Jumat, 21/02/2025 - 18:17
Kantor Polres Manggarai

Kantor Polres Manggarai

Klikwarta.com, Manggarai - Kepolisian Resor Manggarai, Nusa Tenggara Timur(NTT) menetapkan lima tersangka sindikat pelaku tindak pidana perdagangan orang terhadap 9 calon pekerja buruh ilegal, pada Rabu (19/2/2025). Kelima tersangka tersebut,yakni YJ, BR, MP ,DL dan MR.

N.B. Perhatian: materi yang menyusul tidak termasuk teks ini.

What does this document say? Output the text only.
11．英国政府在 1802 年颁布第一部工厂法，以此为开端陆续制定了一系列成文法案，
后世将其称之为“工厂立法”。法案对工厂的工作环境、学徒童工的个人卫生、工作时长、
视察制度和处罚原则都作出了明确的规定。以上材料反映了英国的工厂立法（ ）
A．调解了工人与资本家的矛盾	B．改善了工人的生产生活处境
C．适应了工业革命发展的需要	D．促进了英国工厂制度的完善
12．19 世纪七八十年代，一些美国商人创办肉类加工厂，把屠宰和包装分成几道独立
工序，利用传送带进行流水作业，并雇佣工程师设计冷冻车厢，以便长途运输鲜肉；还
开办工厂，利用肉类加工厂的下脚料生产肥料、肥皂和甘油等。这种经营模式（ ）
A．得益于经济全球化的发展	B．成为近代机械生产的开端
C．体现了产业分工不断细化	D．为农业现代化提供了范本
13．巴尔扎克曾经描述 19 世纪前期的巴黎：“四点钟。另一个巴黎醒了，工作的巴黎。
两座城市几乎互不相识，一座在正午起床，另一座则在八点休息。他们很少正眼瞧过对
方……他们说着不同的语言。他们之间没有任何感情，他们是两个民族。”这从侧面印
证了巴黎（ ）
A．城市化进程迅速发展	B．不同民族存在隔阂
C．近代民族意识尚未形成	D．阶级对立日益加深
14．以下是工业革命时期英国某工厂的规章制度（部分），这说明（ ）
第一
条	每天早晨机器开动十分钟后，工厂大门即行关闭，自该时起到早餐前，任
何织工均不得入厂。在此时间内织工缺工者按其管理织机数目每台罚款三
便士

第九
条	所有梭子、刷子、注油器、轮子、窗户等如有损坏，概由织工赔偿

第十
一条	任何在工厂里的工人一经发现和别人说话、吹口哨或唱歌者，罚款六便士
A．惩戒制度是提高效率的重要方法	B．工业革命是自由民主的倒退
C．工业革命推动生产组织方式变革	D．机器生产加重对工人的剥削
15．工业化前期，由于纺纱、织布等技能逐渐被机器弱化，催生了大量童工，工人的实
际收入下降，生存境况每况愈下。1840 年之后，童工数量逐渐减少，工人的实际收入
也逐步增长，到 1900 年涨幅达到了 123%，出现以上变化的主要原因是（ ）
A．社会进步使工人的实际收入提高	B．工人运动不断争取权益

Kapolres Manggarai AKBP Edwin Saleh melalui Paur Humas Made Budiarsa kepada media ini menyampaikan, kasus ini berhasil diungkap setelah mendapat laporan dari masyarakat dengan dugaan terdapat 9 orang yang akan diberangkatkan ke Kalimantan Timur sebagai pekerja nonprosedural.

Menurut Budi,kelima pelaku tersebut memiliki peran masing-masing.DL dan MR berperan sebagai perekrut lapangan  atas perintah YJ. Sementara, BR adalah pemilik perusahaan perekrut untuk wilayah Surabaya.Sedangkan MP sebagai utusan pihak perusahaan PT.AAMU di Kalimantan Timur selaku penerima pekerja.

Kelima pelaku tersebut ditahan di rutan Polres Manggarai dan di kenakan pasal berlapis.

"Kelima tersangka telah di tahan sejak tanggal 19/02/2025 kemarin di polres Rutan manggarai  dan pasal yang di sangkakan adalah pasal 17 jo pasal 2 ayat 1 uu no. 21 tahun 2007 tentang pemberantasan  tindak pidana perdagangan orang junto Pasal 55 ayat 1  ke 1 KUHP atau  pasal 10  uu no 21 tahun 2007 tentang pemberantasan tindak pidana perdagangan orang jo pasal 55ayat 1 ke 1  KUHP dengan ancaman hukuman minimal  3 tahun dan maksimal 15 tahun dan atau Denda Rp. 600.000.000",ungkapnya.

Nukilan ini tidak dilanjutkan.